Re: England women Vs NZ women match today
|July 12 2017, 10:06 PM |
It was a close decision to opt for Derby rather than Cheltenham today, but, despite one sunburnt knee, I'm glad that I did. Very sensible batting by Beaumont and Sciver rescued an awkward position and they batted with purpose and control until quite near the end, when I thought Sciver could have kept the ball on the floor and pushed the total up to around 300.
An amusing incident as I was leaving: Katharine Brunt seemed to have injured her back after an enterprising bit of fielding and the management sent over a sub in the person of Danielle Wyatt. Since Wyatt thought she was definitely coming on, she didn't have a yellow bib with her. When she reached the supposed injury victim, Brunt told her in no uncertain terms that she wasn't going off. "I'm 32 years old. I'm not a child. I know when I need to go off... Tell him I'm quite offended." I don't know if "him" was Mark Robinson or the team physio, but it seemed in the best tradition of Yorkshire fast bowlers.
Wyatt (unlucky to have been left out in my opinion) seemed to think it was all quite hilarious, but had to crouch down behind the advertising boards because she was dressed in England team colours. In the end, the reserve seamer Beth Langston brought her a bib and she was able to go back to the pavilion. I think the last wicket probably fell before she got there.

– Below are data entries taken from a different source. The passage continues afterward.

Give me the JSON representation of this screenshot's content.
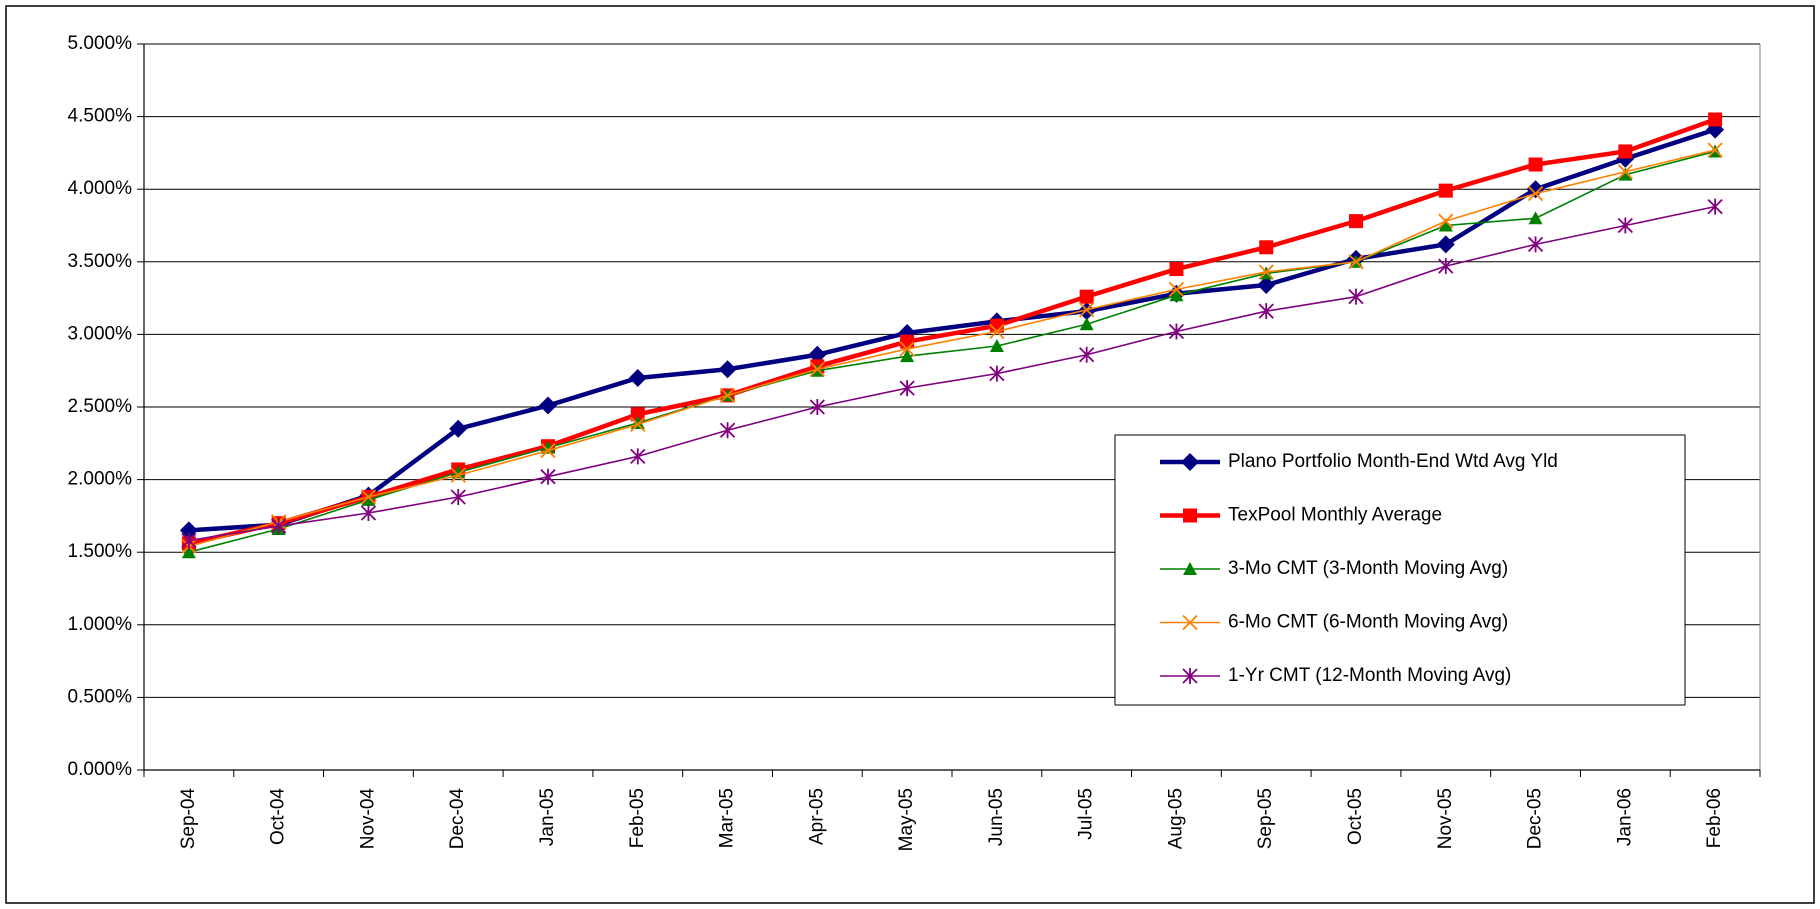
{
  "chart_data": {
    "type": "line",
    "categories": [
      "Sep-04",
      "Oct-04",
      "Nov-04",
      "Dec-04",
      "Jan-05",
      "Feb-05",
      "Mar-05",
      "Apr-05",
      "May-05",
      "Jun-05",
      "Jul-05",
      "Aug-05",
      "Sep-05",
      "Oct-05",
      "Nov-05",
      "Dec-05",
      "Jan-06",
      "Feb-06"
    ],
    "series": [
      {
        "name": "Plano Portfolio Month-End Wtd Avg Yld",
        "color": "#000080",
        "marker": "diamond",
        "line_width": 4.5,
        "values": [
          1.65,
          1.69,
          1.89,
          2.35,
          2.51,
          2.7,
          2.76,
          2.86,
          3.01,
          3.09,
          3.16,
          3.28,
          3.34,
          3.52,
          3.62,
          4.0,
          4.21,
          4.41
        ]
      },
      {
        "name": "TexPool Monthly Average",
        "color": "#ff0000",
        "marker": "square",
        "line_width": 4.5,
        "values": [
          1.56,
          1.7,
          1.88,
          2.07,
          2.23,
          2.45,
          2.58,
          2.78,
          2.95,
          3.06,
          3.26,
          3.45,
          3.6,
          3.78,
          3.99,
          4.17,
          4.26,
          4.48
        ]
      },
      {
        "name": "3-Mo CMT (3-Month Moving Avg)",
        "color": "#008000",
        "marker": "triangle",
        "line_width": 1.6,
        "values": [
          1.5,
          1.66,
          1.86,
          2.05,
          2.22,
          2.39,
          2.58,
          2.75,
          2.85,
          2.92,
          3.07,
          3.27,
          3.42,
          3.5,
          3.75,
          3.8,
          4.1,
          4.26
        ]
      },
      {
        "name": "6-Mo CMT (6-Month Moving Avg)",
        "color": "#ff8000",
        "marker": "x",
        "line_width": 1.6,
        "values": [
          1.54,
          1.71,
          1.88,
          2.03,
          2.2,
          2.38,
          2.58,
          2.76,
          2.9,
          3.02,
          3.17,
          3.31,
          3.43,
          3.5,
          3.78,
          3.97,
          4.12,
          4.27
        ]
      },
      {
        "name": "1-Yr CMT (12-Month Moving Avg)",
        "color": "#800080",
        "marker": "star",
        "line_width": 1.6,
        "values": [
          1.58,
          1.68,
          1.77,
          1.88,
          2.02,
          2.16,
          2.34,
          2.5,
          2.63,
          2.73,
          2.86,
          3.02,
          3.16,
          3.26,
          3.47,
          3.62,
          3.75,
          3.88
        ]
      }
    ],
    "ylim": [
      0,
      5
    ],
    "yticks": [
      {
        "value": 0,
        "label": "0.000%"
      },
      {
        "value": 0.5,
        "label": "0.500%"
      },
      {
        "value": 1,
        "label": "1.000%"
      },
      {
        "value": 1.5,
        "label": "1.500%"
      },
      {
        "value": 2,
        "label": "2.000%"
      },
      {
        "value": 2.5,
        "label": "2.500%"
      },
      {
        "value": 3,
        "label": "3.000%"
      },
      {
        "value": 3.5,
        "label": "3.500%"
      },
      {
        "value": 4,
        "label": "4.000%"
      },
      {
        "value": 4.5,
        "label": "4.500%"
      },
      {
        "value": 5,
        "label": "5.000%"
      }
    ],
    "grid": true
  }
}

As someone said earlier in the week, there's quite a lot for the purist to enjoy about the women's game. I could make quite a long list, but two items will do: (i) the batting of Alex Hartley will delight the Society for the Preservation of Genuine Tailenders (I can see why she's in Mark Robinson's team, since she doesn't just treat the ball with suspicion but seems to fear that the bat is about to explode); and (ii) The League for the Concoction of Incomprehensible Nicknames would have to applaud Heather Knight being known as "Freddie".
The announcer began by referring to the incoming player as "the next batsman" but I noticed that he'd changed this to "the next bat" by the end of the NZ innings (I suppose a bit of synecdoche never did anyone any harm and this one seems happily gender-neutral). Sarah Taylor behind the stumps kept shouting "Come on ladies, come on girls", neither of which would please the conscientious feminist. Brunt occasionally chipped in with "Come on lasses", which felt a bit dated - or have I just forgotten my northern roots. Perhaps that's what happens when you programme in a day at the Cheltenham festival every year (even if you don't always make it).